Runtime performance impact is usually indirect. A contained database user does not make queries faster by itself. Performance relevance appears in connection behavior and operational speed. In Azure SQL, database-level authentication and database-level firewall rules can reduce dependency on master checks for some connection paths, improving connection scalability for contained access models. The bigger performance benefit is operational: tenant onboarding, migrations, and restores complete faster when database permissions are portable and scripted.
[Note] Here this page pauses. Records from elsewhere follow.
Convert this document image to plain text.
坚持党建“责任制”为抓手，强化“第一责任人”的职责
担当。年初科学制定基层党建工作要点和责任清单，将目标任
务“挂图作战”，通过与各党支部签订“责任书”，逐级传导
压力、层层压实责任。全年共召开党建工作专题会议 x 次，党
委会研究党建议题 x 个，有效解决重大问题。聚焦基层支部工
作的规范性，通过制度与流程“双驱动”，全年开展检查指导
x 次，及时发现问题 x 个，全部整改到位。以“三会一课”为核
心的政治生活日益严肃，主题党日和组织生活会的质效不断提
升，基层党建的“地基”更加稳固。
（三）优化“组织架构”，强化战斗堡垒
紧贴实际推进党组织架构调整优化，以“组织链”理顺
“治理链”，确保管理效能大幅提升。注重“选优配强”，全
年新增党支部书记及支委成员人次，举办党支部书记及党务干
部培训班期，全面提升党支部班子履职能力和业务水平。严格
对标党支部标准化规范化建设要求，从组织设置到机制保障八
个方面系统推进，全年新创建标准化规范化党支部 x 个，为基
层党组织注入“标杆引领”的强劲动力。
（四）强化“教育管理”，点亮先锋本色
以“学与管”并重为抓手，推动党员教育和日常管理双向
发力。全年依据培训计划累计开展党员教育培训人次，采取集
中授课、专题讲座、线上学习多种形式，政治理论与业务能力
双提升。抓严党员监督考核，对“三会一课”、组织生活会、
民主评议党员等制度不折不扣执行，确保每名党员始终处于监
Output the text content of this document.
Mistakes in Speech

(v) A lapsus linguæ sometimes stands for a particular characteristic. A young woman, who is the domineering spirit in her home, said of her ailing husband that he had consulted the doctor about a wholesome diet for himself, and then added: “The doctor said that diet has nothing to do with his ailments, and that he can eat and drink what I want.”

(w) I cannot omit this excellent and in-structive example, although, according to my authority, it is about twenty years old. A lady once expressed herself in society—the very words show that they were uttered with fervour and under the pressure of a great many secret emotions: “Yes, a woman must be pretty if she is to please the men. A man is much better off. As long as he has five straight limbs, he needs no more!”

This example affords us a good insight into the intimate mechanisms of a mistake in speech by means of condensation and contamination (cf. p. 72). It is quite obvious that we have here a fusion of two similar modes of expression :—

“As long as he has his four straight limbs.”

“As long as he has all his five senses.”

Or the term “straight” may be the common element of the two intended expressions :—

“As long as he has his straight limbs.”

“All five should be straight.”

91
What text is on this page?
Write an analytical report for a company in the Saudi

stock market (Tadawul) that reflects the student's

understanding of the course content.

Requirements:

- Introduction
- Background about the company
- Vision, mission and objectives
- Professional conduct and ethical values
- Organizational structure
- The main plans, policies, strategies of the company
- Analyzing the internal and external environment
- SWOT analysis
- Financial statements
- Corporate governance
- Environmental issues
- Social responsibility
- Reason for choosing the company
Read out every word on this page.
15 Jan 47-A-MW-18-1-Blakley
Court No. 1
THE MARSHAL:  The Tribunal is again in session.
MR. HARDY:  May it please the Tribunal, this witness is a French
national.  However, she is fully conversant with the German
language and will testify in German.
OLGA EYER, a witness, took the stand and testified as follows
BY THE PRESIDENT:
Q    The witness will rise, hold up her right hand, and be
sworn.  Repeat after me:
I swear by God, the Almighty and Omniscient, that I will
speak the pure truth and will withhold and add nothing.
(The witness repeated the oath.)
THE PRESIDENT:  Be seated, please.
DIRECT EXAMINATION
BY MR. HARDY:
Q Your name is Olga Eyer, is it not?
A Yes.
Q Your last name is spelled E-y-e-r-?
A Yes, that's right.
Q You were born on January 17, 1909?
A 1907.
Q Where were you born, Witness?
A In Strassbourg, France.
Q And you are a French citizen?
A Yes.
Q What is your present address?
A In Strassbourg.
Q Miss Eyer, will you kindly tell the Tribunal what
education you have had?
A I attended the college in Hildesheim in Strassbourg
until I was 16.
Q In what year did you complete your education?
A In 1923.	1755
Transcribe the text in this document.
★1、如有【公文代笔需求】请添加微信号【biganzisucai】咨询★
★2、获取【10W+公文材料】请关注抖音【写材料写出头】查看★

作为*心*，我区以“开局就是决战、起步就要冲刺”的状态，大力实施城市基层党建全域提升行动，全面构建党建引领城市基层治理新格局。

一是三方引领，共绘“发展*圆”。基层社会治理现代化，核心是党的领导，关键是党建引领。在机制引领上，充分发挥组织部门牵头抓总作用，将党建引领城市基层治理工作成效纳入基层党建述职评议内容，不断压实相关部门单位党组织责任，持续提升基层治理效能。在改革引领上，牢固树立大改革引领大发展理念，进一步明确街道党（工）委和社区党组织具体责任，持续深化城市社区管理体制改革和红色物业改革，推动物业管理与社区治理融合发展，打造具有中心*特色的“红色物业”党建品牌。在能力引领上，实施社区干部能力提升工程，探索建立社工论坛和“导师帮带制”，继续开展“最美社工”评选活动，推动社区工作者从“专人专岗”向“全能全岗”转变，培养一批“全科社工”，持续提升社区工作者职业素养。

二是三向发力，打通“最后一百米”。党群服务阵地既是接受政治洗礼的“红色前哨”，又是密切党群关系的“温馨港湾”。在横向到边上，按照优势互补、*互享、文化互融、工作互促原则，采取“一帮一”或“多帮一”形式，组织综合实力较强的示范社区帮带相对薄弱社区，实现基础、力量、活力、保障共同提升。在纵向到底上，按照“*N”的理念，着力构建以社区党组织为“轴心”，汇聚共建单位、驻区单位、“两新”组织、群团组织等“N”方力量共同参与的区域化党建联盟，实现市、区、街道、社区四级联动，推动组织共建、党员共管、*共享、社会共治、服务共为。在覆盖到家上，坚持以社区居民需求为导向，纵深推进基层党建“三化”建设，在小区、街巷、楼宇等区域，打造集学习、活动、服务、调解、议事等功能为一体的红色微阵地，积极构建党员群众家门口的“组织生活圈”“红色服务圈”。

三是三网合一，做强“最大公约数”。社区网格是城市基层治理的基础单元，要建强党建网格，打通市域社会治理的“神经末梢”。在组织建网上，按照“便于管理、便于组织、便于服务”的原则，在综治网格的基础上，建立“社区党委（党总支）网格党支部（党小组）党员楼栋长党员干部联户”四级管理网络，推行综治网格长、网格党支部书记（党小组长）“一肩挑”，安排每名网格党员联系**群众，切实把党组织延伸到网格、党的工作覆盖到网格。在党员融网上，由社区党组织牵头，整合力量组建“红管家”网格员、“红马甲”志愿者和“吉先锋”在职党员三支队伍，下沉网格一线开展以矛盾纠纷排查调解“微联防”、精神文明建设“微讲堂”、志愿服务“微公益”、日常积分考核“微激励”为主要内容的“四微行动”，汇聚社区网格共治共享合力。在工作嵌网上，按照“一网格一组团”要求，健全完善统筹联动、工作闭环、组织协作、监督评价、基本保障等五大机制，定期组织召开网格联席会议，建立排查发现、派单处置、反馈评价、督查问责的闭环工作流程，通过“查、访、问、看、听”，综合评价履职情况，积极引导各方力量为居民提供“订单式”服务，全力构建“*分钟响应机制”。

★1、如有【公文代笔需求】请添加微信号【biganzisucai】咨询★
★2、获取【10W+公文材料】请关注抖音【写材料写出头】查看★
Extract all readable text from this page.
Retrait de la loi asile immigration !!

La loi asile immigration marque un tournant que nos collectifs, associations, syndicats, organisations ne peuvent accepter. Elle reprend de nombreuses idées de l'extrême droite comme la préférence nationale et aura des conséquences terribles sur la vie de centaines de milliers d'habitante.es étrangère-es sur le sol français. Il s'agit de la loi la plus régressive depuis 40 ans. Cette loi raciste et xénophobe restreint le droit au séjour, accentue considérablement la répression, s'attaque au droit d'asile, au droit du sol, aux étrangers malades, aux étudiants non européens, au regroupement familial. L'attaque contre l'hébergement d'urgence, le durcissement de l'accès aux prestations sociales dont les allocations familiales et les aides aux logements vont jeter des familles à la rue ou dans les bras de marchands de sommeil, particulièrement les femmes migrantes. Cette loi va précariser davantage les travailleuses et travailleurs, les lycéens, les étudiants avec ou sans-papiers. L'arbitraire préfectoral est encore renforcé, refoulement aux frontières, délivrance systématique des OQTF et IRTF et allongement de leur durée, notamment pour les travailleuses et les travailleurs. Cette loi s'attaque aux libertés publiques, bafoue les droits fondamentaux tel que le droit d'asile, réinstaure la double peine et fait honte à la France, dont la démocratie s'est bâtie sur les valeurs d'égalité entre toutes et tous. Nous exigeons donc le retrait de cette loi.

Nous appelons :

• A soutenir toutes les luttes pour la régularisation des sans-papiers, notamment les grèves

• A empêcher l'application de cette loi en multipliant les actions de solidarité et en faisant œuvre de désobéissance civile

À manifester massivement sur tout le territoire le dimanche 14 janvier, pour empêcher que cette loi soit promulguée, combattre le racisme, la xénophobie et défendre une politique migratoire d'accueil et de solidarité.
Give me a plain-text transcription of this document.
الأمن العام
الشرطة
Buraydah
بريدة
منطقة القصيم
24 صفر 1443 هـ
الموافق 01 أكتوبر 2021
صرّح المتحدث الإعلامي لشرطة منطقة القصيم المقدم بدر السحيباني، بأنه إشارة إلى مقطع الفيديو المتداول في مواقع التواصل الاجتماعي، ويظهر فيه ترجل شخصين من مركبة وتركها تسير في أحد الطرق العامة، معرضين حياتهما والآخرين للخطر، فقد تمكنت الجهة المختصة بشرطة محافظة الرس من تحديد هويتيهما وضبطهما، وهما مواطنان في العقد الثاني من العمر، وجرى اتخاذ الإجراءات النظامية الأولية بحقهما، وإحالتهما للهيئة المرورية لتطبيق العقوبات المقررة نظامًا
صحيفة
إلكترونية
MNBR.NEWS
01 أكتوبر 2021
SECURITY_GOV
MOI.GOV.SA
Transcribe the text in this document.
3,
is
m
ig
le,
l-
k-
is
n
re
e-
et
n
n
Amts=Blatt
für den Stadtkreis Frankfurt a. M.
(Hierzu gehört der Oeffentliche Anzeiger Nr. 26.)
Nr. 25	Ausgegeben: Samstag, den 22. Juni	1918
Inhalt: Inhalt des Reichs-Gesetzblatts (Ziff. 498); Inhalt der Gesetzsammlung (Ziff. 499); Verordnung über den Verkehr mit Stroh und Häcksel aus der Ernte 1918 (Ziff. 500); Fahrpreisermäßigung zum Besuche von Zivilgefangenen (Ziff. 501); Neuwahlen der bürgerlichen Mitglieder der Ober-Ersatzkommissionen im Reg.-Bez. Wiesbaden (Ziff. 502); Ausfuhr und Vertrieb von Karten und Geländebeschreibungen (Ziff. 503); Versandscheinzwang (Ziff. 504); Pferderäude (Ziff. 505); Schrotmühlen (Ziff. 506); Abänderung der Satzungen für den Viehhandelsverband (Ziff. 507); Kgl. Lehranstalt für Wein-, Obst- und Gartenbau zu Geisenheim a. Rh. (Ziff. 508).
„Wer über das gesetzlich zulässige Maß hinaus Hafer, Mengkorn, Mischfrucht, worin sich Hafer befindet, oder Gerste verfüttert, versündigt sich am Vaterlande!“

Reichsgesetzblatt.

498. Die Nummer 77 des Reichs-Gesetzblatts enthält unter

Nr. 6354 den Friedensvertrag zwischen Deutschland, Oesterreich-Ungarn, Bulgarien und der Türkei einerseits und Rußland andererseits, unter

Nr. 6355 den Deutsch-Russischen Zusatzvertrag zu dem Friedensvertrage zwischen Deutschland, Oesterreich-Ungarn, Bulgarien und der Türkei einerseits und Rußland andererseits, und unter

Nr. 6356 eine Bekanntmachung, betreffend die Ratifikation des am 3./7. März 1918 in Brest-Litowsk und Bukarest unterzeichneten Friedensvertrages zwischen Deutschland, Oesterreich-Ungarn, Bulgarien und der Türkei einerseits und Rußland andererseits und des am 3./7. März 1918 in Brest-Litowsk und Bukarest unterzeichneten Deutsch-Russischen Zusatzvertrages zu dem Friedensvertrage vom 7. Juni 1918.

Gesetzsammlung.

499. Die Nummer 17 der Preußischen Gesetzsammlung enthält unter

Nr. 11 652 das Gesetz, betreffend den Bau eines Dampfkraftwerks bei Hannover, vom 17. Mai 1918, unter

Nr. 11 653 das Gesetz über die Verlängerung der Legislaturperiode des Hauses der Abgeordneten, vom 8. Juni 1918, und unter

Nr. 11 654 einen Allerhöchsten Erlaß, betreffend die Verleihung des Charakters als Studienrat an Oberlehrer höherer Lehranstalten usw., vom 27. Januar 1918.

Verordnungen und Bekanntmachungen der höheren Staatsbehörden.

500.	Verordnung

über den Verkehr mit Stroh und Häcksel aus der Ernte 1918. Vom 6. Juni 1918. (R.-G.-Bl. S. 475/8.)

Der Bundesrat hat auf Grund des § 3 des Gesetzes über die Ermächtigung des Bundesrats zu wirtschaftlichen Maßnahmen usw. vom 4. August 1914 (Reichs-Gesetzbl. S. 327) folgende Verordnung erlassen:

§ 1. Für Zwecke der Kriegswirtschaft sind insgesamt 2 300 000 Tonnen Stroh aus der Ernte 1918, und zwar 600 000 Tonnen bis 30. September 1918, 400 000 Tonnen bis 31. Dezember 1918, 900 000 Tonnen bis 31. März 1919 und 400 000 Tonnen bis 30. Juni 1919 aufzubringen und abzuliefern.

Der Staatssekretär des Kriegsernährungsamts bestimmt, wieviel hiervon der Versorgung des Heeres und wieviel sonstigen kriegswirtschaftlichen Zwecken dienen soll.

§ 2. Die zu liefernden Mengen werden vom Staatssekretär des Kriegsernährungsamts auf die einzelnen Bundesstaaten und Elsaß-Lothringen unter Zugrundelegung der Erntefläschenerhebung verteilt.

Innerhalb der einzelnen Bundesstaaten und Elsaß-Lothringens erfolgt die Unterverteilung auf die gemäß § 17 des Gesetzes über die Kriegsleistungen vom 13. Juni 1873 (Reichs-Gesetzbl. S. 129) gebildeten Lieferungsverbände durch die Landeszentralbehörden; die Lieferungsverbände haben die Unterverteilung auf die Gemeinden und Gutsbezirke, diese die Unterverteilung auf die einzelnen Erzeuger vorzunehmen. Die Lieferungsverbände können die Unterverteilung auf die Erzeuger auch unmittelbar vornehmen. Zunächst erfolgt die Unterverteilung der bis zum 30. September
Misconfiguration can still hurt performance indirectly if applications repeatedly fail authentication, exhaust connection pools, or retry aggressively. Monitor failed logins and connection latency after changing contained users. Validate during release windows.

Operations

Operators manage contained database users through T-SQL and access-review processes, with Azure CLI supporting surrounding Azure checks. Daily tasks include verifying Entra admin configuration, confirming identity object IDs, reviewing database role membership, testing application connections, and removing users when a tenant or application is retired. Troubleshooting often involves determining whether failure is caused by network access, missing database name, absent contained user, disabled identity, or wrong role membership. Good runbooks separate Azure RBAC from SQL database permissions because assigning Contributor on the SQL server does not automatically grant data access. Evidence should include the principal, database, role, approver, and expiration when applicable.

Common mistakes

  • Creating the contained user in master instead of the application database that needs access.
  • Forgetting the database name in the connection string, causing authentication to follow the wrong context.
  • Assuming Azure RBAC role assignments grant SELECT, EXECUTE, or other database permissions.
  • Adding users to db_owner because it is faster than designing least-privilege roles.
  • Leaving tenant or contractor contained users active after the project or subscription ends.